司馬の原作は、近代化の道を突き進み、ついに日露戦争に勝利する明治日本の歩みを、旧伊予国(愛媛県)松山出身の秋山好古・真之兄弟および正岡子規の大志と立身出世を通じて描いた長編歴史小説である。いわば近代日本の青春期を、この時代の若者の青春群像と重ねた作品で、現在に至るまで読み継がれている。政治家や経営者が好きな歴史小説として挙げる筆頭でもある。
実のところ、歴史学界においては同作への評価は芳しいものではない。日露戦争を祖国防衛戦争として正当化し、朝鮮半島などへの侵略的性格を隠蔽している、といった批判の声が強い。だが、司馬が明治日本の明るさをすくい上げたことは否定できない。影の部分を捨象した一面的叙述という非難は成り立つだろうが、司馬が明治日本の光を捏造したわけではない。司馬が描いた明るさは一面の真理なのである。
では明治日本の明るさとは何か。議会が成立し、不十分ながらも国民が政治参加できるようになったことだろうか。それとも、一定の言論の自由が保障されたことだろうか。そうではなく、司馬が同作などで語っているように、本人の努力次第でのし上がって行けるチャンスの大きさこそがその本質であろう。
坂本龍馬が慶応3年(1867年)6月に起草したとされる新政府設立のための政治綱領「新政府綱領八策」の第一条は、「天下有名ノ人材を招致シ顧問ニ供フ」である。江戸時代の社会は厳しい身分制度の上に成り立っていたから、「天下有名ノ人材を招致シ」という言葉には、身分にとらわれず優秀な人材を集めるという含意がある。龍馬は、身分制の解体、努力が報われる社会の実現こそが新時代に求められる最重要の課題と考えていたのである。

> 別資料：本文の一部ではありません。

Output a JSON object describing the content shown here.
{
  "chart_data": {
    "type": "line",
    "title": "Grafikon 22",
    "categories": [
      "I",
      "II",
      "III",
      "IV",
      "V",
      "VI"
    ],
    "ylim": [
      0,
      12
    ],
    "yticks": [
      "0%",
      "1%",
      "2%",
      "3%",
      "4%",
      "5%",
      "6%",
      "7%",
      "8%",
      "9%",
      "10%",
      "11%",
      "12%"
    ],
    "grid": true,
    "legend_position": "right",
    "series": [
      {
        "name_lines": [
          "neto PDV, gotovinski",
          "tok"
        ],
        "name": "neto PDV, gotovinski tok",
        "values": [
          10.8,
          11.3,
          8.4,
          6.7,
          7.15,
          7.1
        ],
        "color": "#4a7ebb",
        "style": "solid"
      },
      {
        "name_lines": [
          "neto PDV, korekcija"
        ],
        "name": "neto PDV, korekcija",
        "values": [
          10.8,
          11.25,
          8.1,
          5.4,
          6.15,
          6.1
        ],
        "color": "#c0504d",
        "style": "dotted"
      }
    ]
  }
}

上に見た龍馬の考えは、龍馬死後に成立した新政府において実際に採り入れられる。旧幕府軍と戦っている最中の明治元年(1868年)3月14日、新政府は統治の基本方針である「五箇条の御誓文」を公布した。明治維新の高邁な政治理念を示すことで、幕府から新政府への政権交代に対する人々の支持を集めようとしたのである。